Habitat: Blue Winged Teal Ducks prefer areas with abundant fresh water sources -- ponds, lakes, lagoons, and even swamps. The central grasslands of north America are their favorite breeding grounds. They travel farther south, and earlier than any other duck for the winter.
Status in the Wild: The population of Blue Winged Teal Ducks is plentiful and stable.
Status in Aviculture: With so many Blue Winged Teals in the wild, it is no surprise that they are relatively common in aviculture as well.
Breeding and Incubation: Though Blue Winged Teal Ducks are among the first to migrate in the spring, they nest late in the season, usually in April and May. They often form pairs before leaving the wintering grounds, and sometimes en route to the breeding grounds. Hens lay an average of 10 to 12 eggs per clutch, and incubate them for 21 to 27 days.
Lifespan: As is the case with most birds in the wild, it is unusual for Blue Winged Teals to survive more than a few years. However, in captivity -- or if they are very lucky in the wild -- they can live as long 17 years.
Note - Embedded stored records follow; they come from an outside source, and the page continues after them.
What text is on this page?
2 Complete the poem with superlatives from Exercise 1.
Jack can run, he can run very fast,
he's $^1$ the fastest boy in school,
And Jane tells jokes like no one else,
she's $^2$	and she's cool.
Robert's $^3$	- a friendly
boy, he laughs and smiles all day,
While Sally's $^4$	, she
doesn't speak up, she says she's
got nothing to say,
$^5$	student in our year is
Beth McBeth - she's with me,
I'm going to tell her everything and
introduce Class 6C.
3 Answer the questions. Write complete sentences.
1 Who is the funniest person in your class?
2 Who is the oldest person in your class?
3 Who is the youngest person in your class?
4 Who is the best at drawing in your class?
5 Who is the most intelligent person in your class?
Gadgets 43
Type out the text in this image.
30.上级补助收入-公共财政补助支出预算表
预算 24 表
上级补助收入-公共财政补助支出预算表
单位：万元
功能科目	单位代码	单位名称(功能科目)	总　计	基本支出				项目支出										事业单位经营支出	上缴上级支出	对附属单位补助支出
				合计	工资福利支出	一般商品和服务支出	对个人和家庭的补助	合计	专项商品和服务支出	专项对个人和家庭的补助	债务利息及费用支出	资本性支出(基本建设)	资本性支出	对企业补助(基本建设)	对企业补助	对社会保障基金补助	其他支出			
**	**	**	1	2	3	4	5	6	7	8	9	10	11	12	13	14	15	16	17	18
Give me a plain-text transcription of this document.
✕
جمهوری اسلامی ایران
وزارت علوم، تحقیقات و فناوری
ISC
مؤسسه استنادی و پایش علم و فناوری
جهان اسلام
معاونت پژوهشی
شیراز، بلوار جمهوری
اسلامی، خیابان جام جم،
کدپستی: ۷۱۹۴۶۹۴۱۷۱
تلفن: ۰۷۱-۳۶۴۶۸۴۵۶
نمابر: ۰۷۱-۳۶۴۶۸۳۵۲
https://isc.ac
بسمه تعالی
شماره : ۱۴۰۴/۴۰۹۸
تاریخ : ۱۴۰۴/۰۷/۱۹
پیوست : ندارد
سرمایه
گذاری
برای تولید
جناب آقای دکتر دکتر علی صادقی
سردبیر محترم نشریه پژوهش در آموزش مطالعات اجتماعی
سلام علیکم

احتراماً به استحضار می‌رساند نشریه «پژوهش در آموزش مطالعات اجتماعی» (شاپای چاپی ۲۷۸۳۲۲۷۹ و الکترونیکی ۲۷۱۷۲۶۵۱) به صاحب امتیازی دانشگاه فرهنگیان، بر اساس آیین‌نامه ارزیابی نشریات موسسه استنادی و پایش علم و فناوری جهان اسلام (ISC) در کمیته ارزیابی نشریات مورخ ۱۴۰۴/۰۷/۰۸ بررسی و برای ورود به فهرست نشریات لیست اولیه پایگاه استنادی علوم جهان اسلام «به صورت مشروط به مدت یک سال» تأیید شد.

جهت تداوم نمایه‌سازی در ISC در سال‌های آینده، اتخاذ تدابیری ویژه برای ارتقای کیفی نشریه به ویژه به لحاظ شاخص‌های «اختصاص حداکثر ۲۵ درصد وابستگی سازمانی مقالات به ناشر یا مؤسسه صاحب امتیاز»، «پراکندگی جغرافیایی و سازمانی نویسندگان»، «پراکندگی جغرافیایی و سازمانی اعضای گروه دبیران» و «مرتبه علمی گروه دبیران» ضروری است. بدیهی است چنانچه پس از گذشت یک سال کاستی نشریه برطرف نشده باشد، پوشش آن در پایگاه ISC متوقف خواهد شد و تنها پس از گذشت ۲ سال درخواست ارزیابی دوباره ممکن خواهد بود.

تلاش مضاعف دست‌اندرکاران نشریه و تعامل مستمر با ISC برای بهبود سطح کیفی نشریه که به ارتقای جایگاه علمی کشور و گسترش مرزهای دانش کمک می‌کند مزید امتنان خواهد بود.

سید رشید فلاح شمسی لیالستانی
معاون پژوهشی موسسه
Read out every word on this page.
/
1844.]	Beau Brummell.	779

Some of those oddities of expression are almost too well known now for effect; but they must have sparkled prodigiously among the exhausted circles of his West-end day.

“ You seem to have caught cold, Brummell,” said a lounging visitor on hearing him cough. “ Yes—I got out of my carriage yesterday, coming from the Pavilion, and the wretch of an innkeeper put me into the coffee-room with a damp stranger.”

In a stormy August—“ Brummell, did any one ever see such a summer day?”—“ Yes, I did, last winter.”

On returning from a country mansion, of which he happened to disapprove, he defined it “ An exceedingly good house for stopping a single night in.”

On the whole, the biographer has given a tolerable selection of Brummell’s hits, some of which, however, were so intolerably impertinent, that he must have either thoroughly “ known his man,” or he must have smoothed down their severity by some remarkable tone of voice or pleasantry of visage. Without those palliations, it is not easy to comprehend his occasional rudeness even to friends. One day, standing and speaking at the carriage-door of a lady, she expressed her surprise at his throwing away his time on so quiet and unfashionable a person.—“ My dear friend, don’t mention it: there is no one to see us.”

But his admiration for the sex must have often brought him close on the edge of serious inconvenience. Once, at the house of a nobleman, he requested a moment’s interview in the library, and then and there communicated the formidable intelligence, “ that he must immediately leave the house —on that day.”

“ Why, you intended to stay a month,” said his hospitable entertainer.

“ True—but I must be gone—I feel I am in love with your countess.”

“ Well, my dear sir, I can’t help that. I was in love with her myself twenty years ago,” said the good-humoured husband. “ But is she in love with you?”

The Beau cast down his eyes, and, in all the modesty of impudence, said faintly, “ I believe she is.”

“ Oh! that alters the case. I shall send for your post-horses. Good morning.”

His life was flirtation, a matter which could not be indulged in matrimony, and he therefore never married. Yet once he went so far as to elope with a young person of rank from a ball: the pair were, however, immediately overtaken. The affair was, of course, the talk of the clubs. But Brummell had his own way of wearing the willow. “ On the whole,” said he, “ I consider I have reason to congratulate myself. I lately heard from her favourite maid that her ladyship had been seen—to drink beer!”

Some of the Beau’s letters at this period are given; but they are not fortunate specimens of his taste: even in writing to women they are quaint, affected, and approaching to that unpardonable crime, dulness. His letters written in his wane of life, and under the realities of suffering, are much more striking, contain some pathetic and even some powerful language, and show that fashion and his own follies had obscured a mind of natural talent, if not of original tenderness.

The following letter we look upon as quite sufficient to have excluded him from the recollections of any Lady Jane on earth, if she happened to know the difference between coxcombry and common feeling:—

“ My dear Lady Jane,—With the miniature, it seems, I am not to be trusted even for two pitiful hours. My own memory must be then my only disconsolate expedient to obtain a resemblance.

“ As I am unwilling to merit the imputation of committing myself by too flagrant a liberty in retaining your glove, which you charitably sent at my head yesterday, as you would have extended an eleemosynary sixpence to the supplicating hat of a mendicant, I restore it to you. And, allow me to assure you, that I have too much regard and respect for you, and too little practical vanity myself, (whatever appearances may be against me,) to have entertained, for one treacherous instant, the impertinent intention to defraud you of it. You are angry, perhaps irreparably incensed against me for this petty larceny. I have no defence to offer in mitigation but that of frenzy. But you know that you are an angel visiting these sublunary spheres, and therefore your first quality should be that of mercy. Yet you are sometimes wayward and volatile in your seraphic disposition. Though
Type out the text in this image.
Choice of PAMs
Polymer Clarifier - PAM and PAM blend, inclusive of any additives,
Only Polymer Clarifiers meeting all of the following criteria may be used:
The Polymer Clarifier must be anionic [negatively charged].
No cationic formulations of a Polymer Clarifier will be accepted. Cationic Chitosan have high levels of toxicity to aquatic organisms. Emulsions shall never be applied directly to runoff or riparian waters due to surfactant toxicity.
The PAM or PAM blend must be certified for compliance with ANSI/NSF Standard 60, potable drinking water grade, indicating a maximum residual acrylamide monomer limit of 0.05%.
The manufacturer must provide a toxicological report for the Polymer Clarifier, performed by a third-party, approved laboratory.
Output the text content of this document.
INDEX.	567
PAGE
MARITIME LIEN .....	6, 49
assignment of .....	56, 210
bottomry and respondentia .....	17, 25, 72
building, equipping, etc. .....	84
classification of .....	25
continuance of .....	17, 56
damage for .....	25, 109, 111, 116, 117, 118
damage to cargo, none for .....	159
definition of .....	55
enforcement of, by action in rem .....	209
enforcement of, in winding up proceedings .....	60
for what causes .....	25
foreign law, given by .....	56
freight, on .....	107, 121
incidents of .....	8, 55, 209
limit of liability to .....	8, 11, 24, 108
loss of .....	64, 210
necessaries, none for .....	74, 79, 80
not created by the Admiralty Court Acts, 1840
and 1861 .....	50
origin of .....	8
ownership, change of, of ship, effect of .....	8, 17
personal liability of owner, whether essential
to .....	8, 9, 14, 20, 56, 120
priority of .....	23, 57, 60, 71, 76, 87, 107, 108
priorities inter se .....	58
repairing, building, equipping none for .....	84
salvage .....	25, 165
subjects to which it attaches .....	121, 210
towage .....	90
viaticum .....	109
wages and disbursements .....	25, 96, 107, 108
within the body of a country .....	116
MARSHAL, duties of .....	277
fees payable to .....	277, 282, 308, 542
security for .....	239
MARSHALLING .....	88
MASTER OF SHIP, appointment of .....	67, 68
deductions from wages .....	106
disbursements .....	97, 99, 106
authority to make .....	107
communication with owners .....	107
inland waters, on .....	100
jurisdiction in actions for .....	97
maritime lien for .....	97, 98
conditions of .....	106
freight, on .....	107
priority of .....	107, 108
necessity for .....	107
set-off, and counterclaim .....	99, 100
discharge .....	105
Mature Weight: Blue Winged Teal Ducks are smaller than many other types of duck. Both sexes of Blue Winged Teals weigh between 8.1 to 19.2 ounces.
Housing Requirements: In captivity, these ducks require a secure pen. They are highly migratory and will fly away if they can. They also need a supply of fresh water and warmth in the winter.
Diet: Dabbling ducks, including Blue Winged Teal Ducks, don't dive for food -- or at least not often. They eat insects and plant matter from the shallows instead. Blue Winged Teals are dabblers, and usually feed around dusk.
Miscellaneous: Drakes lose their distinctive white crescent when it is not breeding season. Because of their migration pattern, Blue Winged Teals are gone from many areas of the US before duck hunting season begins.